Oleh: Prabowo Subianto [diambil dari Buku Kepemimpinan Militer 1: Catatan dari Pengalaman Letnan Jenderal TNI (Purn) Prabowo Subianto]
Saya merasa cukup dekat dengan Pak Bagyo dari sejak beliau Perwira Muda. Penampilan beliau selalu riang, dengan kumis beliau yang lebat dan badan beliau yang tegap. Kita beri julukan beliau “Bima,” pria yang penuh humor, selalu tenang, dan tidak pernah gusar.
Beliau sempat menjadi pengawal Pak Harto. Karena itulah saya sempat menjadi akrab dengan beliau. Beliau juga memiliki fisik kuat, dan seorang sabuk hitam seperti Pak Luhut Pandjaitan. Sejak dari Taruna, sifat beliau selalu terbuka, tidak pernah mencla- mencle.
Saat Pak Bagyo komandan Kopassus, saya ditarik menjadi wakil beliau sebagai wakil komandan Kopassus. Itu merupakan promosi yang cukup membanggakan bagi saya.
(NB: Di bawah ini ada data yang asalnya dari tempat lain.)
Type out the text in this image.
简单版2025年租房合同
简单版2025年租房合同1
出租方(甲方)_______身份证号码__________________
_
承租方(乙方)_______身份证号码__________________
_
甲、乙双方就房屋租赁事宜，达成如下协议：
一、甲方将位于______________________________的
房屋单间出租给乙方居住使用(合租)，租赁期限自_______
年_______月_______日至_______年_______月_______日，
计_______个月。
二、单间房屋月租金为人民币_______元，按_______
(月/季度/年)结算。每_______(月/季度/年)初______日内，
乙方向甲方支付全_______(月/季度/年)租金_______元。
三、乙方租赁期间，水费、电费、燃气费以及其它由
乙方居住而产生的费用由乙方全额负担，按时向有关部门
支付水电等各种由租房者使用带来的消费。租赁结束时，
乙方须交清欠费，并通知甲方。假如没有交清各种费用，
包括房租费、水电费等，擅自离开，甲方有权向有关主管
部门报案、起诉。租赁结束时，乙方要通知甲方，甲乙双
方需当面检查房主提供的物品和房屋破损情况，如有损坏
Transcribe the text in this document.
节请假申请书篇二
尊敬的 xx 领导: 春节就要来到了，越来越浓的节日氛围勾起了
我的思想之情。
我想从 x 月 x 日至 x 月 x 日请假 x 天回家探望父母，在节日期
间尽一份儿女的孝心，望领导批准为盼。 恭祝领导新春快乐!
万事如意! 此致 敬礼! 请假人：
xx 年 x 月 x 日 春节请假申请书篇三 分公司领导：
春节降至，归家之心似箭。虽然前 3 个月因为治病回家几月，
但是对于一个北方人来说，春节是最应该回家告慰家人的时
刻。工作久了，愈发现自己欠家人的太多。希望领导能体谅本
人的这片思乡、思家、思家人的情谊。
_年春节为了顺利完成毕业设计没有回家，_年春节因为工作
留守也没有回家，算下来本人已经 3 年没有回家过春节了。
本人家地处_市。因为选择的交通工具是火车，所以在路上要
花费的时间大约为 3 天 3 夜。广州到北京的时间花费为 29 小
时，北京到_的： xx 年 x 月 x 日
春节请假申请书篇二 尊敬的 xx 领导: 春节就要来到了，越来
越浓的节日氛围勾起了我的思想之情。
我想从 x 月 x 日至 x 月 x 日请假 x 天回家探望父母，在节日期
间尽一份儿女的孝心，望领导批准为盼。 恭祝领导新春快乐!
Pak Bagyo pernah terjun di daerah operasi Timor Timur. Ia juga ikut dalam operasi pembebasan sandera di Woyla.
Melalui pasang surut perjalanan karier Pak Bagyo, ia selalu membela anak buahnya. Beberapa hal-hal yang saya belajar dari beliau antara lain sifatnya yang ramah, jiwanya yang loyal, dan setia selalu membela anak buah. Ia juga tenang saat disakiti. Saya kira tidak keliru kalau orang-orang memberi julukan beliau sebagai Bima. Mungkin tampangnya garang dengan kumis yang lebat, tapi beliau selalu senyum bahkan ramah dan selalu penuh humor.
Beliau juga selalu memimpin dari depan, memberi contoh. Bahkan orang semua tahu suara beliau tidak bagus, tetapi beliau hantem saja terus bernyanyi akhirnya semua orang ketawa merasa dihibur bukan karena bagusnya nyanyi tapi justru karena sifat beliau tidak peduli. Beliau harus menghibur anak buah.